I switched my Gemma 4 model three times in 72 hours. Here's the decision tree I wish I'd had.

This is a submission for the Gemma 4 Challenge: Write About Gemma 4

I picked the wrong Gemma 4 model. Twice.

A 72-hour speedrun through E2B, E4B, and 31B-via-cloud — and the decision tree I wish I'd had on hour one.

Three days before the deadline, I sat down to build a multimodal Gemma 4 app for the challenge. I'd already decided which variant I'd use: E4B, because bigger is better, right?

I shipped on E4B. Then I shipped on E2B. Then I added OpenRouter's 31B as a third option and let users pick.

Here is what each move cost me, what I learned, and the decision tree I'd hand to anyone starting today.

Quick context before the story: Gemma 4 is Google's open AI model family — Google publishes the model weights for free, you download them and run them yourself, no API key required. It ships in four sizes; the two smallest (E2B and E4B) are tiny enough to run inside a browser tab via WebGPU (the browser's graphics-card API), while the 31B Dense and 26B MoE variants are server-class. All four are multimodal — they read images and audio, not just text. That last part is why a real app inside a browser tab is suddenly possible: the model that categorizes your text transactions can also read a photo of a receipt, with no extra download.

The setup

The app — a private personal-finance dashboard that runs Gemma 4 entirely in the browser — needed three things from the model:

Categorize transaction text ("STARBUCKS #1234" → restaurants).
Read paper receipts (image → merchant, amount, date).
Answer free-form questions about a year of statements in one prompt.

So: multimodal, long context, must run client-side (in the user's browser, not on a server I rent). That's how I narrowed to the E-series Gemma 4 variants in the first place. The 31B Dense and 26B MoE were never candidates — they're just too big for a browser tab. That left E2B (~1.5 GB on disk once quantized) and E4B (~2.5 GB).

I picked E4B without thinking. That was mistake #1.

Pick #1: E4B, because "bigger is better"

E4B is the larger of the two browser-tier Gemma 4 models. It scored higher on every benchmark in Google's release. I figured the extra GB of weights would buy me cleaner categorization and smarter answers, and I'd ship a more impressive demo.

It worked. Categorization was crisp. The chat panel handled "which restaurant did I visit the most?" without breaking a sweat. I wrote the entire project around the assumption that E4B was the right call and shipped a first cut.

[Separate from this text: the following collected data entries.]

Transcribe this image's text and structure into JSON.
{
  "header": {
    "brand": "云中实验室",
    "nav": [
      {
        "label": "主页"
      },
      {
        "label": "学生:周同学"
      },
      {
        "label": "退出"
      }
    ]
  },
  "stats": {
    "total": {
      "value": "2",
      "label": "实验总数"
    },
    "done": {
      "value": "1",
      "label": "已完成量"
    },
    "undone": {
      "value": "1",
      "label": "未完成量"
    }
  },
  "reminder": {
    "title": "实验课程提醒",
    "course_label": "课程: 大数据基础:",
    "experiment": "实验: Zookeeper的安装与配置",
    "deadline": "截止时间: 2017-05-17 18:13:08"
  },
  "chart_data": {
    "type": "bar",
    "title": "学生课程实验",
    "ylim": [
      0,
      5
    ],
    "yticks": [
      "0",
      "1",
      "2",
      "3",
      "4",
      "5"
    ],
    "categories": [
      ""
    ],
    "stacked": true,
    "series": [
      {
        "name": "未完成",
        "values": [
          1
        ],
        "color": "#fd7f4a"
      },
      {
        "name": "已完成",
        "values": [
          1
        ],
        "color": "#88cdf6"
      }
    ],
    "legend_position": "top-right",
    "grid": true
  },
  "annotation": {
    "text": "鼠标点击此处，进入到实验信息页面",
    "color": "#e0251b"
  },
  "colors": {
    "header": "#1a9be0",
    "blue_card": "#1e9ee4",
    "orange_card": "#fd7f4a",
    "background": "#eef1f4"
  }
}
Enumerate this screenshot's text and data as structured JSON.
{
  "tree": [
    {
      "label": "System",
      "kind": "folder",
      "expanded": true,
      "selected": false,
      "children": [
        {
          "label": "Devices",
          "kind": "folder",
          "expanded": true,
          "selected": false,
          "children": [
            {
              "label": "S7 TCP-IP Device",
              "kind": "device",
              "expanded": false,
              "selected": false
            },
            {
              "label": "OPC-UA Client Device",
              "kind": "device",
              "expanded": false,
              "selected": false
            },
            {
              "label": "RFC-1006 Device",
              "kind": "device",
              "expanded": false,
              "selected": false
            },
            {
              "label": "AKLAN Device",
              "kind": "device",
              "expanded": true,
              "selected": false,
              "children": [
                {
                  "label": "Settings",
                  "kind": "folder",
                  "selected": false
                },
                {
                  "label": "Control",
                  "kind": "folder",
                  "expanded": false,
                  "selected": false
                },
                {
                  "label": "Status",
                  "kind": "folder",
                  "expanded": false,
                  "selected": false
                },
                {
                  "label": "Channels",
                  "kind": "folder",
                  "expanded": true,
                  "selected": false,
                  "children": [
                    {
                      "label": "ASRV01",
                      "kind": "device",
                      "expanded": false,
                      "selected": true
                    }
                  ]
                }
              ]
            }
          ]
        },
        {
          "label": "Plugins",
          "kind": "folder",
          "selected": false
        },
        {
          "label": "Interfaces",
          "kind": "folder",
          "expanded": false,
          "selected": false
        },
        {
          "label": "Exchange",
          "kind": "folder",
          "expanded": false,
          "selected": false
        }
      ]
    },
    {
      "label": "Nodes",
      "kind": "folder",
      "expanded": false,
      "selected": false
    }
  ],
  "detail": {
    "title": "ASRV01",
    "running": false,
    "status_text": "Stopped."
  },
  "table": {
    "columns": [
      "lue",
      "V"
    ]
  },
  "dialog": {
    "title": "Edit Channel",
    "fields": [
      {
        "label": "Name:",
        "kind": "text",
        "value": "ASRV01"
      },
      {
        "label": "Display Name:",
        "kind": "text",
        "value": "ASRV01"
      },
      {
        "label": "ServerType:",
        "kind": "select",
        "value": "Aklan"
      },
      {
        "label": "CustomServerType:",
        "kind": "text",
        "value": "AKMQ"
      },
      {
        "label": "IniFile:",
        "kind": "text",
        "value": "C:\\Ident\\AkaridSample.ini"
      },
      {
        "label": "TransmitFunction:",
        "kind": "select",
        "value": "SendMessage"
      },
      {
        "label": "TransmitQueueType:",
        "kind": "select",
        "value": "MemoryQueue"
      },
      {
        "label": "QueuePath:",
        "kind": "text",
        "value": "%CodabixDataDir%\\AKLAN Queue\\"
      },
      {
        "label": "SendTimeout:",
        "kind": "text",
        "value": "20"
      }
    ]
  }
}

Then a user opened the deployed link.

Cold-load was a 2.5 GB download. On a normal connection that's somewhere between three and ten minutes of staring at a progress bar before the app does anything. My first beta tester typed "is there other solution its time consuming" before the model had finished downloading.

I'd optimized for what the model could do and ignored what the user would experience before it did anything. That's mistake #1.

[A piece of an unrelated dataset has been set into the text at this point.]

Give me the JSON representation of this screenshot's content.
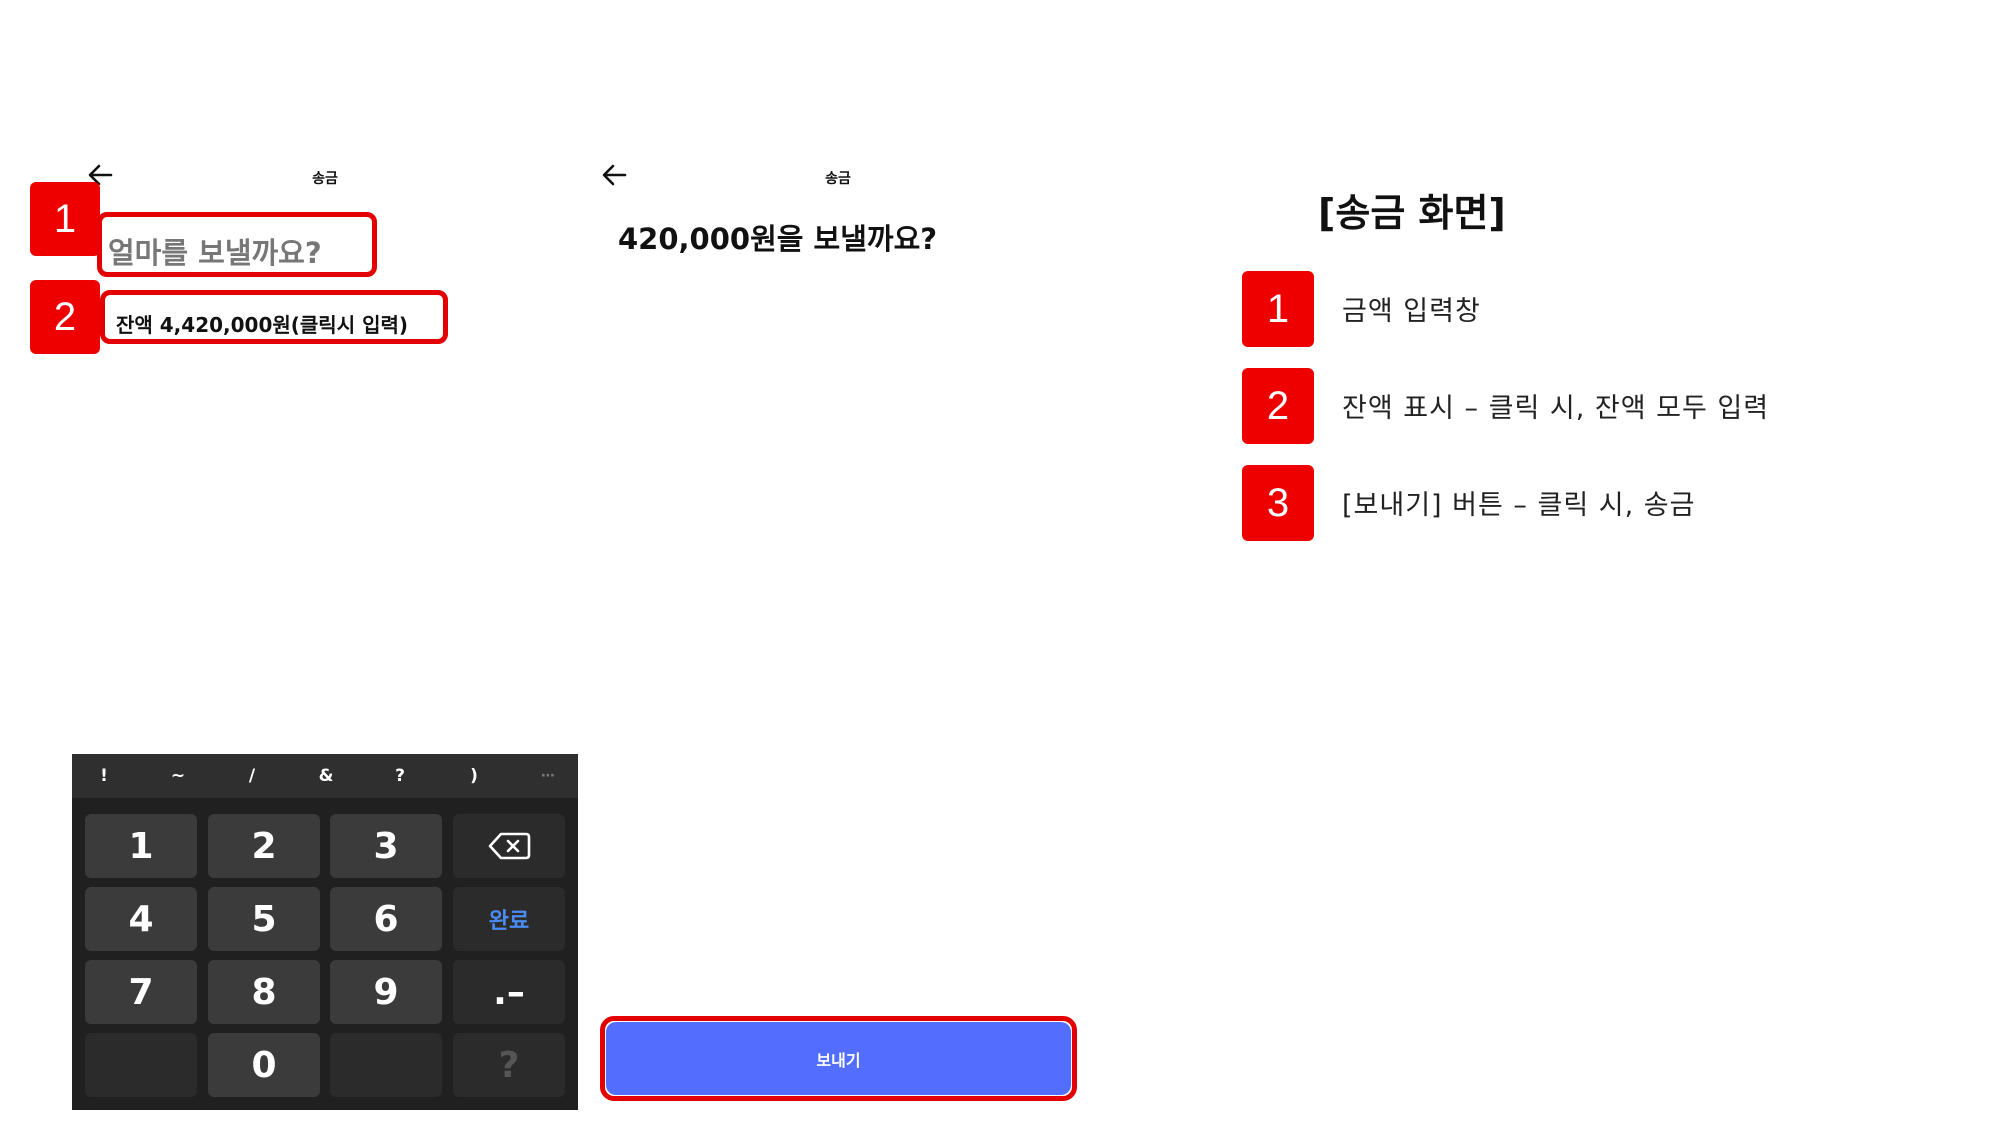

Pick #2: E2B, because respecting people's bandwidth is part of the product

E2B is the smaller browser variant. Same multimodal capability. Same 128K context window (meaning it can read about a 300-page book in one prompt — important if you want to ask questions across a whole year of bank statements). Same compression. About 40% less to download. Slightly thinner reasoning on multi-step questions.

The swap was a one-line code change:

// before
export const MODEL_ID = "onnx-community/gemma-4-E4B-it-ONNX";

// after
export const MODEL_ID = "onnx-community/gemma-4-E2B-it-ONNX";

The interesting thing wasn't the code — it was the trade-off math.

The "thinner reasoning" I was worried about cost me maybe 5–10% of categorization accuracy on long-tail merchants. That's a tiny gap. The "40% less to download" turned a five-minute wait into a two-minute wait, which is the difference between a user trying your app and a user closing the tab.

The general lesson, written down where I won't forget it:

The smaller capable model usually wins. Cold-load time is the most expensive thing your app does. Trim it ruthlessly.

This held even when the larger model would have produced marginally better outputs. The output gap was invisible to the user. The download gap was the only thing they could see.

That should have been the end of it. It wasn't.

Pick #3: 31B in the cloud, because some users won't wait at all

The same user came back: "no user wait for loading 1.5 gb 2.5 gb will add selection and add openrouter selection also."

They were right. Even E2B's ~1.5 GB is a wall for someone on a phone, on a flaky connection, or just trying a demo for thirty seconds to decide if it's worth more attention. The honest answer was that the right model depends on who's using the app right now.

So I added a third option: Gemma 4 31B Dense via OpenRouter's free tier. OpenRouter is a service that lets you call lots of different AI models through one API. They expose Gemma 4 31B on a free tier — no credit card, no download. Zero download. Highest quality of the three. The trade-off is brutal and has to be explicit: your prompts and receipt photos are sent to a third-party server for inference. Privacy goes from "on-device, never uploaded" to "trust OpenRouter's logs policy."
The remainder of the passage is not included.